His dad was way ahead of him. James Hancock said he headed straight for the tower after watching 3.603 at 198.15 mph flash across the left lane scoreboard.
"We were definitely going after a number," James revealed later, "but I figured a .64, maybe a .63, so when that .60 came up I wanted to see the 60 foot as soon as possible. And when I got in the tower they all said, yeah, that's a good run, congratulations."
Still, Crossnoe and his tech team knew they had to check out the fire-breathing 'Bird's underbelly.
"The couple of instances we had yesterday where the numbers looked weird, our tech officials went and checked the cars and in both instances, the (engine containment) diapers were dragging and affecting the beams. Both of those drivers agreed with our tech inspection and recognized their data didn't support the run and both agreed to the runs being thrown out," Crossnoe said.
"Hancock's car was also checked. That car has a belly pan and he also has a diaper on the motor, and everything was contained inside both. Nothing was loose; nothing was low; he passed tech one-hundred percent.
"Jamie and them also opened up their computer, showed all of our technical team the data and their data matches the run. The numbers match the live feed and the finish-line camera, too. The runs stand up," he added.
Hancock said his car was outfitted with an engine diaper exactly as it appeared just last month in Georgia at Donald Long's Sweet 16 event, where Marcus Birt lowered the previous all-time nitrous doorslammer record to 3.608 seconds.
"The car is the exact same as it was at Sweet 16," Hancock said the morning after his record resetter. "Nothing on it has been changed as far as the way it's set up under there."
Regarding criticism of the facility in Bowling Green, KY, Crossnoe was adamant about its timing accuracy and integrity.
"I've bracket raced here for years. My dad and I used to come here when I was younger and even last year I came here and ran my car and I know the track is very legit and the timing system's legit," he stated.
Hancock understands his reaction times (approx. .120s at OSCR) have come under fire, too, as some suggest he's too good as a drag racer to be that "slow" on the tree.
"It's true that my reaction times were slow, but if you look back in qualifying you'll see that I usually have slow reaction times. At Sweet 16 you'd see I was slow in qualifying, too, but when I have to race someone I approach it differently.

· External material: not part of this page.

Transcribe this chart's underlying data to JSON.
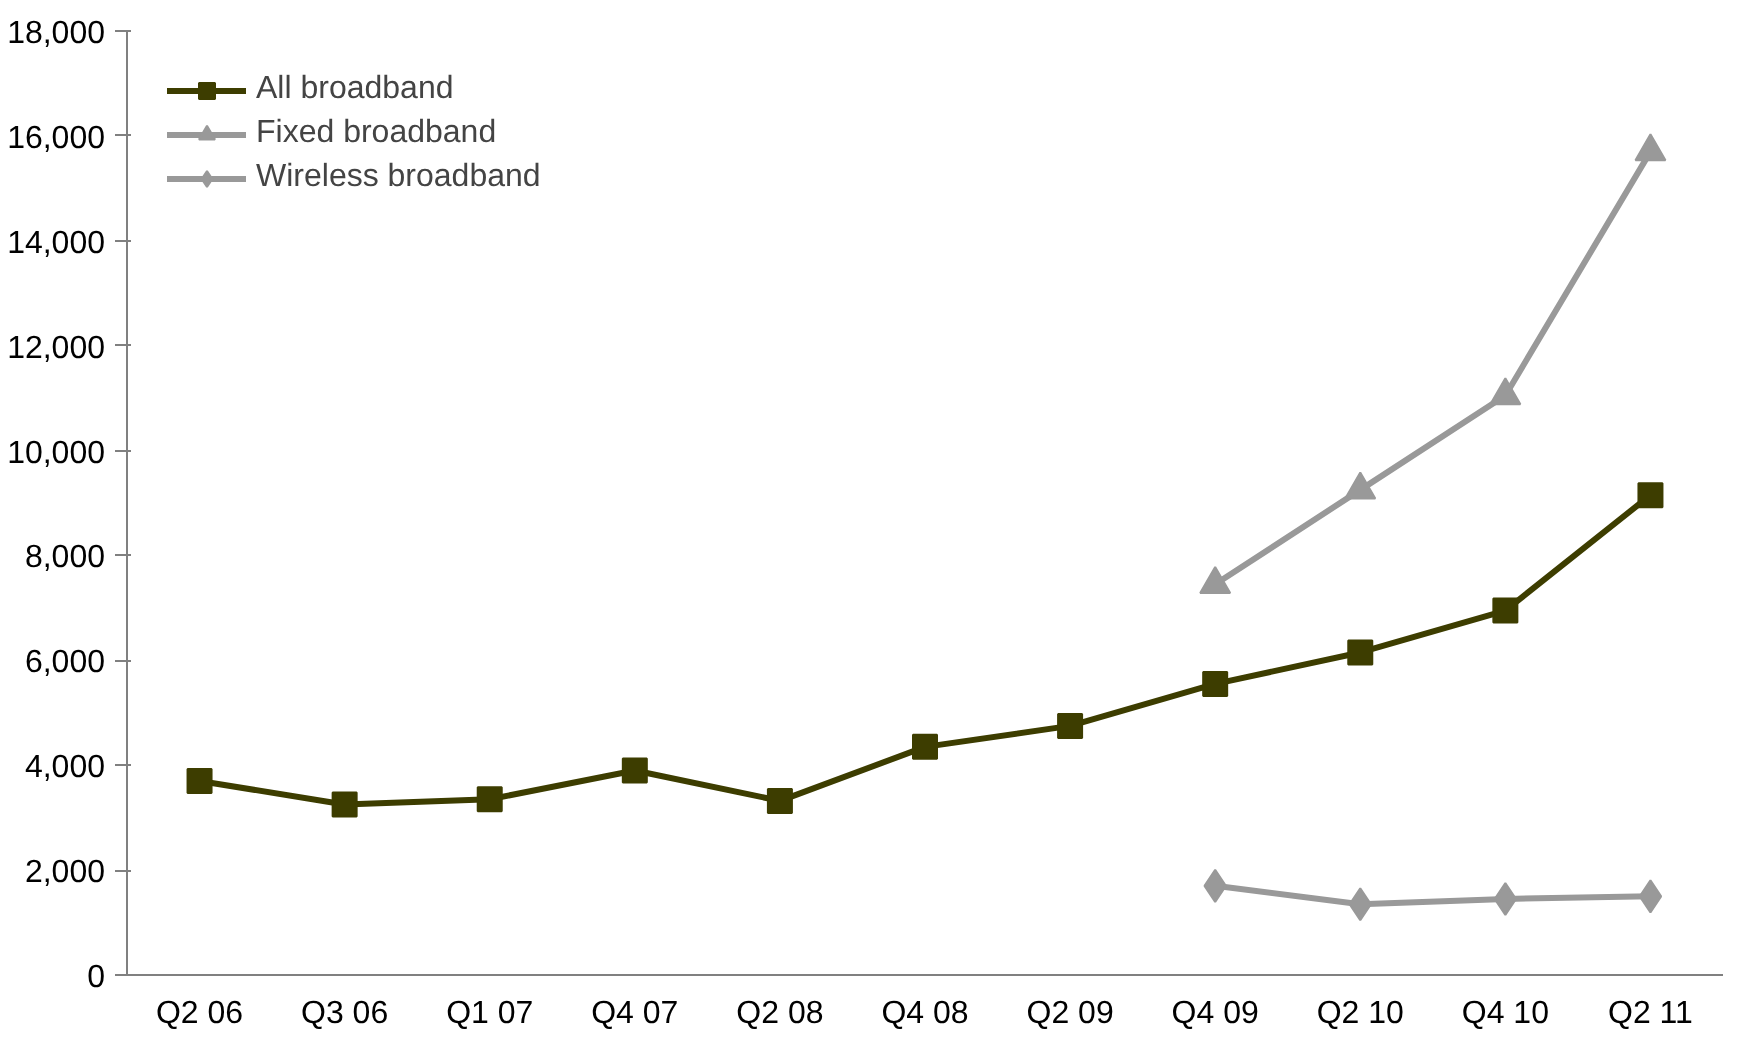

"We'll see at the next race for sure. We're going to Huntsville in two weeks, but of course they'll probably say the same thing about us being there. I guess we're just looking for tracks with long rollouts so we can look like we can run fast," he added with a laugh.

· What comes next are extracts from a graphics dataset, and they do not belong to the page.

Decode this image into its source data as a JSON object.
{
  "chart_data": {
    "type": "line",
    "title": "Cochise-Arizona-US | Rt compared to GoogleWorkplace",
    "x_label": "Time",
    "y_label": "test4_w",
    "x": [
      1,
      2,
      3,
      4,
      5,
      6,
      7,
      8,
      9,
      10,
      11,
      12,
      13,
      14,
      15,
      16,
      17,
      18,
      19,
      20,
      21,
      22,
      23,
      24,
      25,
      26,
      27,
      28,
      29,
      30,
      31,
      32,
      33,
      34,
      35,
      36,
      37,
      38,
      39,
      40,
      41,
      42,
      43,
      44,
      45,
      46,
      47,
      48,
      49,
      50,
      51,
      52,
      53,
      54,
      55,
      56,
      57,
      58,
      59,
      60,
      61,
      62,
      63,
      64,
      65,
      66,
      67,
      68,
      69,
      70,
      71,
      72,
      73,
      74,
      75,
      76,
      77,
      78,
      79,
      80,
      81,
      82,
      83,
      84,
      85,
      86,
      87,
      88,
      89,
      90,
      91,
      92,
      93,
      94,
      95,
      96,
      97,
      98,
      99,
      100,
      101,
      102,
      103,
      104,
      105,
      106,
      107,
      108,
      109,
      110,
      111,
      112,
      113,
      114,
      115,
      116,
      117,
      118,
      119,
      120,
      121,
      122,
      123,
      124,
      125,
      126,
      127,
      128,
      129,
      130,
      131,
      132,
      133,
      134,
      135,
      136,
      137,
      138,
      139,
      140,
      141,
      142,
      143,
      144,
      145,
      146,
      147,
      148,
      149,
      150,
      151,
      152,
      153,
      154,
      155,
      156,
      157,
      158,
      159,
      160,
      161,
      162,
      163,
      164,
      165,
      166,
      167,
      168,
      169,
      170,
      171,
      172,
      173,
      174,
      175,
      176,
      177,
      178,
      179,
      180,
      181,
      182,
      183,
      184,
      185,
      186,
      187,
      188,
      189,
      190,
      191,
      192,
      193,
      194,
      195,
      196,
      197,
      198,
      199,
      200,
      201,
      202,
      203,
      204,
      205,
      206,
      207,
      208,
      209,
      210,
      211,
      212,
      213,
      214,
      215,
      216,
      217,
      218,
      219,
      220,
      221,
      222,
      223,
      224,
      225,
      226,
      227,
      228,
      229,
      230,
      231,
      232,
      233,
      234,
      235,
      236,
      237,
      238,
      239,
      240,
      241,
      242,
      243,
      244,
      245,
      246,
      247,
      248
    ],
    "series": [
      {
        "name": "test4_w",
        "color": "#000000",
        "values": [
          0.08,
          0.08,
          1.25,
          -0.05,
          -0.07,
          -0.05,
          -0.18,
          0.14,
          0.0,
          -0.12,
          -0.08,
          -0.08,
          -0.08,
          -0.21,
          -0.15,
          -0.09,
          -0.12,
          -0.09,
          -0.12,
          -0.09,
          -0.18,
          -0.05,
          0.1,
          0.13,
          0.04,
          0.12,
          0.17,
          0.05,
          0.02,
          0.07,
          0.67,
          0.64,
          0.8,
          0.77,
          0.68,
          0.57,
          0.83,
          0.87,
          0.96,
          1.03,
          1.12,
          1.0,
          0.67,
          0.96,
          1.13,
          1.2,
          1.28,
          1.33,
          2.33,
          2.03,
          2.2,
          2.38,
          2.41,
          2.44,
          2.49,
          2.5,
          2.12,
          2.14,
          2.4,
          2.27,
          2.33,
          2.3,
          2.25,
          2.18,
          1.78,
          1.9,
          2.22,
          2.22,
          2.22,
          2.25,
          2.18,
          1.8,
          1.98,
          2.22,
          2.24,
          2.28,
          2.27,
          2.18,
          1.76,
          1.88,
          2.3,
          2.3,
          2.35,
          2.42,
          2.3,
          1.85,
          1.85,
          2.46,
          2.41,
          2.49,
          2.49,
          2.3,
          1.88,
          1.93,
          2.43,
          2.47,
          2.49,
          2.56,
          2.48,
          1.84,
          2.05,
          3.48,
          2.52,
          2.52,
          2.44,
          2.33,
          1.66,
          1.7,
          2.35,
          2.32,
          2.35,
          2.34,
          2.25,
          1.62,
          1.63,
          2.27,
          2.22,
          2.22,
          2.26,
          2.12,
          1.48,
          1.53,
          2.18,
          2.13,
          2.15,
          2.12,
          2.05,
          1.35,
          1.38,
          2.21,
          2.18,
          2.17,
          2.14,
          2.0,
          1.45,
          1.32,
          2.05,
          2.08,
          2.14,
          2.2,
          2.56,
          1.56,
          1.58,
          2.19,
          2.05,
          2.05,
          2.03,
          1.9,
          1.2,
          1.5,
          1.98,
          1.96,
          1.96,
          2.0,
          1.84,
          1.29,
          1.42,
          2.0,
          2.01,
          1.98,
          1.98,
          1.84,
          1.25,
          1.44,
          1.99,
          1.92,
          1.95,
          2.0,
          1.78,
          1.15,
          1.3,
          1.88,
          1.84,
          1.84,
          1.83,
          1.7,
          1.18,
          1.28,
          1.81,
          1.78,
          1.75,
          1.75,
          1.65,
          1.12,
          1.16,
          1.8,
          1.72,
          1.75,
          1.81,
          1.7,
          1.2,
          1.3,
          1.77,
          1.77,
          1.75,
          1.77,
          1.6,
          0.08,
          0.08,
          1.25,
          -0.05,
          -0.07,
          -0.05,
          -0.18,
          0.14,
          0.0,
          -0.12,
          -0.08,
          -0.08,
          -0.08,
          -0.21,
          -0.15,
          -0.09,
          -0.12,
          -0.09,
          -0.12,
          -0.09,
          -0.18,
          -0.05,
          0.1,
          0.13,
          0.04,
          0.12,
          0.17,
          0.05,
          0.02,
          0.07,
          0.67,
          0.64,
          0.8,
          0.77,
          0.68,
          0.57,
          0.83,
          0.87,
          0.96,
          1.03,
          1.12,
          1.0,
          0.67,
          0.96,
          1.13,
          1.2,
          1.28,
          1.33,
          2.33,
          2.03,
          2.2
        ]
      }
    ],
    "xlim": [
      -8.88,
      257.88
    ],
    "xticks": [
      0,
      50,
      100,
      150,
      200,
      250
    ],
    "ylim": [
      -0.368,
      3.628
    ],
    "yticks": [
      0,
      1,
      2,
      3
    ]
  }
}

Crossnoe confirmed he also checked Hancock's reaction times over the entire OSCR weekend and found they were consistent and well within reasonable expectations.

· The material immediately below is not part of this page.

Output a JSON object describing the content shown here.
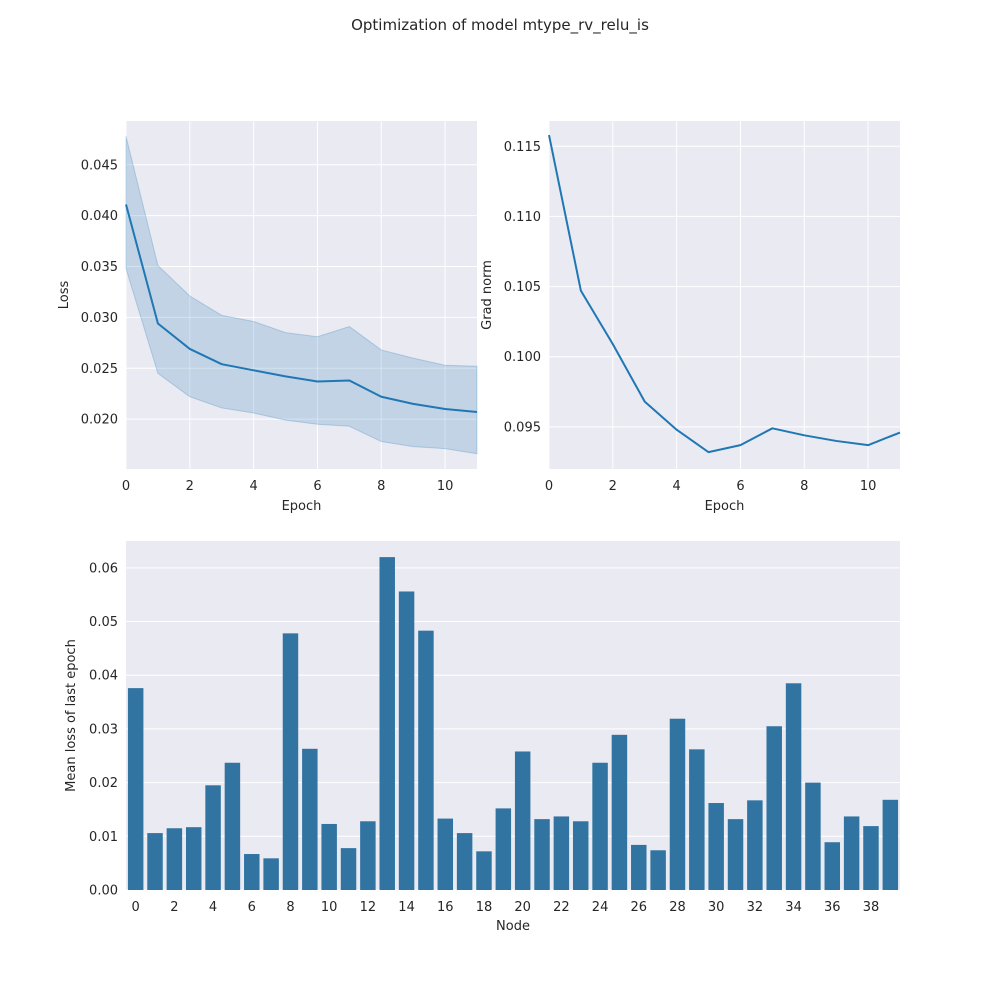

"I pulled his test runs, pulled all his qualifying runs, and all of his reaction times were within two hundredths this weekend. Jamie's an excellent driver and if he wanted to go up and push the tree that's what he'd do. But he was doing what any good driver in his situation would do," Crossnoe explained.
"If he's gonna' run a number, he's going to put that thing in as shallow as he can and get as much of a run at that scoreboard as possible. That's what he did and that's why he's running big numbers."
Despite suffering the slings and arrows of Internet criticism, Hancock said he understands the skepticism, understands the desire to hold him accountable, whether deservedly or not.
"I get it. I mean, an .89 60-foot is really fast. But we also went .91 at Sweet 16 in the heat of the day and the air was better on this pass, the track was better, the motor was better, everything was just better, so I don't think an .89 is impossible. I mean, it's hard to say anything is 100 percent, but I feel confident in what we did here."
Crossnoe was more definitive.
"There is no question the runs are legit," he concluded. "No question."